Numba(ナンバ)はPythonのJIT(Just In Time)コンパイラです。簡単にいえば,Pythonの自前の関数を高速にする仕組みです。以下は M1 Mac mini 上の Python 3.12.4、NumPy 2.0.0、Numba 0.60.0 で実行しました。

使い方は、pip install numba して、from numba import jit して、高速化が必要な関数定義の前に @jit(Numba 0.59以前では @jit(nopython=True))を付けるだけです(具体的には以下で説明します)。

速さ比べのため,まずは100万個の乱数を用意します:

import numpy as np

rng = np.random.default_rng(12345)
a = rng.random(1000000)

これをPython標準の sum() 関数を使って合計するのに要する時間を計測します:

%timeit sum(a)

結果:

39.1 ms ± 8.28 μs per loop (mean ± std. dev. of 7 runs, 10 loops each)

次は,自前の関数を作って,時間を計測します:

def sum1(a):
    s = 0
    for x in a:
        s += x
    return s

%timeit sum1(a)

結果:

45.8 ms ± 517 μs per loop (mean ± std. dev. of 7 runs, 10 loops each)

次はNumbaを使ってみましょう。pip install numba などとしてインストールしてから,次を実行します(今は nopython=True がデフォルトなので @jit だけでいいのですが、Google Colabなどで古いバージョンが入っているかもしれないので):

from numba import jit

@jit(nopython=True)
def sum2(a):
    s = 0
    for x in a:
        s += x
    return s

%timeit sum2(a)

最初はコンパイルのために遅くなるかもしれないので、もう一度:

%timeit sum2(a)

結果:

962 μs ± 26.4 μs per loop (mean ± std. dev. of 7 runs, 1,000 loops each)

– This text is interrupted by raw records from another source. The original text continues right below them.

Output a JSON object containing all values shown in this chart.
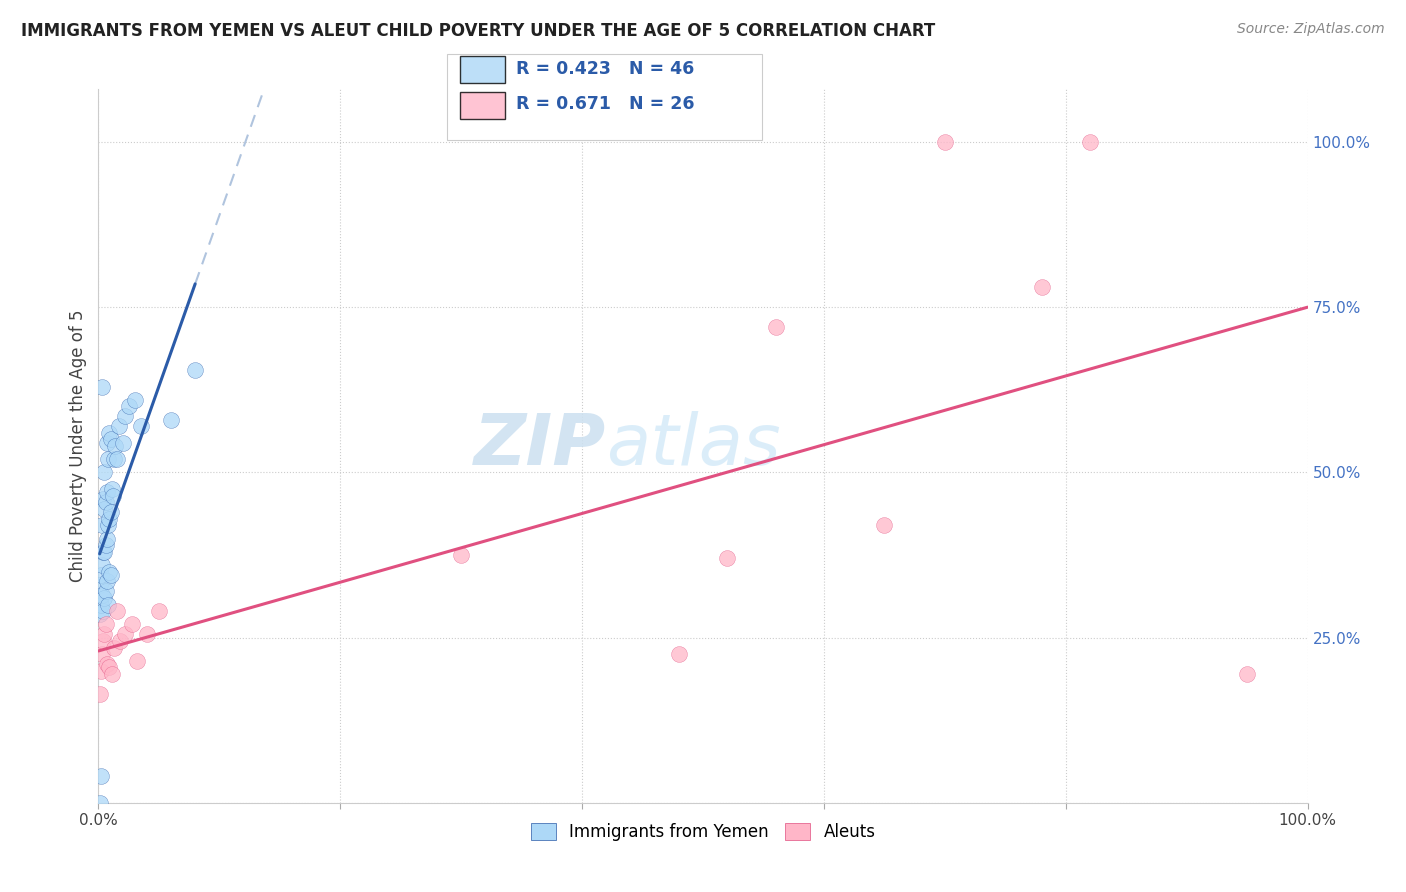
{
  "title": "IMMIGRANTS FROM YEMEN VS ALEUT CHILD POVERTY UNDER THE AGE OF 5 CORRELATION CHART",
  "source": "Source: ZipAtlas.com",
  "ylabel": "Child Poverty Under the Age of 5",
  "blue_color": "#add8f7",
  "pink_color": "#ffb6c8",
  "blue_line_color": "#2B5BA8",
  "pink_line_color": "#e05080",
  "blue_r": 0.423,
  "blue_n": 46,
  "pink_r": 0.671,
  "pink_n": 26,
  "blue_points_x": [
    0.001,
    0.001,
    0.002,
    0.002,
    0.003,
    0.003,
    0.003,
    0.004,
    0.004,
    0.004,
    0.005,
    0.005,
    0.005,
    0.005,
    0.006,
    0.006,
    0.006,
    0.007,
    0.007,
    0.007,
    0.007,
    0.008,
    0.008,
    0.008,
    0.009,
    0.009,
    0.009,
    0.01,
    0.01,
    0.01,
    0.011,
    0.012,
    0.013,
    0.014,
    0.015,
    0.017,
    0.02,
    0.022,
    0.025,
    0.03,
    0.001,
    0.002,
    0.003,
    0.035,
    0.06,
    0.08
  ],
  "blue_points_y": [
    0.285,
    0.33,
    0.3,
    0.345,
    0.315,
    0.36,
    0.42,
    0.29,
    0.38,
    0.46,
    0.31,
    0.38,
    0.445,
    0.5,
    0.32,
    0.39,
    0.455,
    0.335,
    0.4,
    0.47,
    0.545,
    0.3,
    0.42,
    0.52,
    0.35,
    0.43,
    0.56,
    0.345,
    0.44,
    0.55,
    0.475,
    0.465,
    0.52,
    0.54,
    0.52,
    0.57,
    0.545,
    0.585,
    0.6,
    0.61,
    0.0,
    0.04,
    0.63,
    0.57,
    0.58,
    0.655
  ],
  "pink_points_x": [
    0.001,
    0.002,
    0.003,
    0.004,
    0.005,
    0.006,
    0.007,
    0.009,
    0.011,
    0.013,
    0.015,
    0.018,
    0.022,
    0.028,
    0.032,
    0.04,
    0.05,
    0.3,
    0.48,
    0.52,
    0.56,
    0.65,
    0.7,
    0.78,
    0.82,
    0.95
  ],
  "pink_points_y": [
    0.165,
    0.2,
    0.225,
    0.245,
    0.255,
    0.27,
    0.21,
    0.205,
    0.195,
    0.235,
    0.29,
    0.245,
    0.255,
    0.27,
    0.215,
    0.255,
    0.29,
    0.375,
    0.225,
    0.37,
    0.72,
    0.42,
    1.0,
    0.78,
    1.0,
    0.195
  ]
}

約1ミリ秒です。数十倍速くなりました。最後にNumPyの np.sum() も試します:

%timeit np.sum(a)

結果:

198 μs ± 196 ns per loop (mean ± std. dev. of 7 runs, 1,000 loops each)

Numbaで高速化したものよりさらに高速です。

つまり,ループを含むようなPythonのコードはたいていNumbaで高速化できますが,同じ機能のNumPy関数があるなら,そちらを使いましょう。

NumbaでPythonのどんなコードでもコンパイルできるわけではありません。NumbaNotImplementedError が出ない範囲で、ループなど高速化に役立つ部分だけを切り分けて @jit を付けます。